Indexing of the journal has been maintained in major bibliographic services, with listings historically present in databases maintained by organizations related to National Library of Medicine, coverage in abstract services produced by the Institute for Scientific Information, and inclusion in catalogues used by university libraries at Harvard University, University of California, Princeton University, and Cornell University. The journal has been cited in compilations assembled by entities such as Scopus and aggregated in platforms used by researchers at hospitals like Mount Sinai Health System, NewYork-Presbyterian Hospital, and international academic centers including University College London.
Over two centuries the journal’s influence has fluctuated as medical publishing diversified with specialized periodicals emerging from societies such as the American Heart Association and the American College of Surgeons. Its historical standing is recognized in historiographies associated with medical editing and curation produced by historians at Johns Hopkins University School of Medicine and Oxford University. Citation patterns show that landmark clinical observations published in its pages were later referenced in guideline documents from organizations like the American Thoracic Society and reviews authored by scholars at Imperial College London and Karolinska Institutet. Critical reception has ranged from praise for early clinical case documentation to modern scrutiny amid debates over reproducibility and evidence standards advanced by panels convened at venues including Institute of Medicine meetings.

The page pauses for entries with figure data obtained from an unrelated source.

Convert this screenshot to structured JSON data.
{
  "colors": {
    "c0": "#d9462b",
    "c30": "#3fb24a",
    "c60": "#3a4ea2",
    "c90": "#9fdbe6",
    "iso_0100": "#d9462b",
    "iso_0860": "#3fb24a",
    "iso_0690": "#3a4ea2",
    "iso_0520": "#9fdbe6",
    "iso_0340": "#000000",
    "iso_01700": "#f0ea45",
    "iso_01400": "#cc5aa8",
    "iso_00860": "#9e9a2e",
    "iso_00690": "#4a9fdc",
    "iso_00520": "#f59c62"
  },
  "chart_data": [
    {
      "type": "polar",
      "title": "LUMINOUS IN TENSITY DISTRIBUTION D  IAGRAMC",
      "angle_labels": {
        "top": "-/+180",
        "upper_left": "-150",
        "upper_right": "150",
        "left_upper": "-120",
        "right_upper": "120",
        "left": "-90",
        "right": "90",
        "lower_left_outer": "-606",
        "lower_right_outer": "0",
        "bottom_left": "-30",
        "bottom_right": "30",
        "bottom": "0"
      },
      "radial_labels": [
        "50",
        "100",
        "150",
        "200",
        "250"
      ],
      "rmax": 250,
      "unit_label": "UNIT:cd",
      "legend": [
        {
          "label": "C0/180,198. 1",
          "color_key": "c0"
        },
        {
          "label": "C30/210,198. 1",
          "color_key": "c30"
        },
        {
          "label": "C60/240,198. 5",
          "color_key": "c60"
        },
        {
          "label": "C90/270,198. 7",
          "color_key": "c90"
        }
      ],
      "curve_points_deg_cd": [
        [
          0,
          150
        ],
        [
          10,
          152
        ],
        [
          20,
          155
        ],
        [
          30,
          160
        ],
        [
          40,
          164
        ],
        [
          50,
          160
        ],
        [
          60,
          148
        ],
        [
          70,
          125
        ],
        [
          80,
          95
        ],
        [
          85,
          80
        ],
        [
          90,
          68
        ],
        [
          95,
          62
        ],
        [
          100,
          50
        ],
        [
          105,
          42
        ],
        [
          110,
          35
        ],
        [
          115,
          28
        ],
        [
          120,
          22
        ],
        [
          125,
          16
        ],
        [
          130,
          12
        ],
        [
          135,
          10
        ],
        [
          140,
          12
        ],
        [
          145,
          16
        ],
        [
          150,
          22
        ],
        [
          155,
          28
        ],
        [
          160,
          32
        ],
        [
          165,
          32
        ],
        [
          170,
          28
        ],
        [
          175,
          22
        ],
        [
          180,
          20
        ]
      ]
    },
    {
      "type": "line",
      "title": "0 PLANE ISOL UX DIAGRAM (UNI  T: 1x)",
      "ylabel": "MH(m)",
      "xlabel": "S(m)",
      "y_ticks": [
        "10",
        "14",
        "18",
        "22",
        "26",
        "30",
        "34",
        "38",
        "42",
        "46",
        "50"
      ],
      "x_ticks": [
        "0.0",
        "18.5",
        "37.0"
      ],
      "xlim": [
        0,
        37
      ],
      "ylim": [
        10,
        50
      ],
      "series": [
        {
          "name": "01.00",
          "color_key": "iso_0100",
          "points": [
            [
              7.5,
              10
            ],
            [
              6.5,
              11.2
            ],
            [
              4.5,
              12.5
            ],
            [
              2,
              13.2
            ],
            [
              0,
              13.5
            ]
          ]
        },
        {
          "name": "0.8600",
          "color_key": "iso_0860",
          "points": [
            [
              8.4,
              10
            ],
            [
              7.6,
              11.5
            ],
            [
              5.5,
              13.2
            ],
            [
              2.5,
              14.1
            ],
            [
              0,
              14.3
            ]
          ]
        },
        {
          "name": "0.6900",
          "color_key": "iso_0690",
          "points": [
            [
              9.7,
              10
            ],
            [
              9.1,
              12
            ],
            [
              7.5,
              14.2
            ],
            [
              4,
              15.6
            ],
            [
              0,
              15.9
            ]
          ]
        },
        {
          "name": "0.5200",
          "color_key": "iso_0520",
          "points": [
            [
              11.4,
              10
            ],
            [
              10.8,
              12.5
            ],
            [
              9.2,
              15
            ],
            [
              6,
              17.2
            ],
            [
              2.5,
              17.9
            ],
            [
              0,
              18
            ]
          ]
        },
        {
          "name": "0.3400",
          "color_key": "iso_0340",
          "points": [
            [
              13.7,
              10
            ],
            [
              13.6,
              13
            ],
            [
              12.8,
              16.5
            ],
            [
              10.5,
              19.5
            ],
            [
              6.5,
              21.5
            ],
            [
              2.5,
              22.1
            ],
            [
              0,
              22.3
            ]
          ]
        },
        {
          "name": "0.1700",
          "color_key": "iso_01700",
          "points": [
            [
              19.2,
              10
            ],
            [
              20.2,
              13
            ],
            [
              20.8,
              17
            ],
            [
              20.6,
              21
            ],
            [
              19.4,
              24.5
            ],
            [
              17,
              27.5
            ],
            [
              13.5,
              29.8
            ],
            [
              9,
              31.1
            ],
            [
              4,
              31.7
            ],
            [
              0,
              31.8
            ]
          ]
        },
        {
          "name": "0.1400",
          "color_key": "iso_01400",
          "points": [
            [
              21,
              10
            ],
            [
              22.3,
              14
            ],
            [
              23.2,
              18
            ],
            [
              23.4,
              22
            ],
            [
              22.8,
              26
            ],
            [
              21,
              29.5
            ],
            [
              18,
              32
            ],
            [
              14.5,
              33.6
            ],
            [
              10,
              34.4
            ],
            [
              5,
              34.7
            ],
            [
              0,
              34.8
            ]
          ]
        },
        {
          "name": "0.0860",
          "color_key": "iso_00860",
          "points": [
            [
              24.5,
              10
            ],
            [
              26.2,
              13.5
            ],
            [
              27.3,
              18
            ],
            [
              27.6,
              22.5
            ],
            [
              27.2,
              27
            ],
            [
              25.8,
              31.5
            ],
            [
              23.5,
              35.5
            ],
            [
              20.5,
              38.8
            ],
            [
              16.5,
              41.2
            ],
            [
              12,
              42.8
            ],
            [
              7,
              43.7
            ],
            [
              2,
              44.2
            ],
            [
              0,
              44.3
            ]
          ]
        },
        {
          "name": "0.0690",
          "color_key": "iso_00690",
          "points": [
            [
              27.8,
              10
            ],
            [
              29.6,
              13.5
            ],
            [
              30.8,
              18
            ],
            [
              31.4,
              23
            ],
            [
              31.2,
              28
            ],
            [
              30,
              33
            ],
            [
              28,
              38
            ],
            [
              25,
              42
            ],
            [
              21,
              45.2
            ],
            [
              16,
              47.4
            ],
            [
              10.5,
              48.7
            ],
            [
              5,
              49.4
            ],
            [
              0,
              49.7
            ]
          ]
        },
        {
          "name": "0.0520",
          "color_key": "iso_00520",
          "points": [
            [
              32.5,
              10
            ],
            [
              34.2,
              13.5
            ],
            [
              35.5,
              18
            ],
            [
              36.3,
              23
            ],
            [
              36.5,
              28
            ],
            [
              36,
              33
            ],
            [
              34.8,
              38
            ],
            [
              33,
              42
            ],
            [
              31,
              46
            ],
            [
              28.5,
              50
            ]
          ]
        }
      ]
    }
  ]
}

Noteworthy pieces include early 19th-century case reports by clinicians affiliated with Pennsylvania Hospital that informed practice during epidemics similar to accounts in contemporaneous journals run by editors from Baltimore and New York City. The journal published influential 19th- and 20th-century clinical series by surgeons and internists whose careers intersected with figures at Massachusetts General Hospital and faculties like University of Pennsylvania Perelman School of Medicine. Later contributions comprised translational studies by research teams with ties to Columbia Presbyterian Medical Center and landmark observational reports that informed recommendations later echoed in position papers from entities such as the American Diabetes Association and American Cancer Society. Across its archive, articles have provided primary documentation cited in monographs by historians working at Smithsonian Institution and analyses produced by scholars at Yale and Princeton.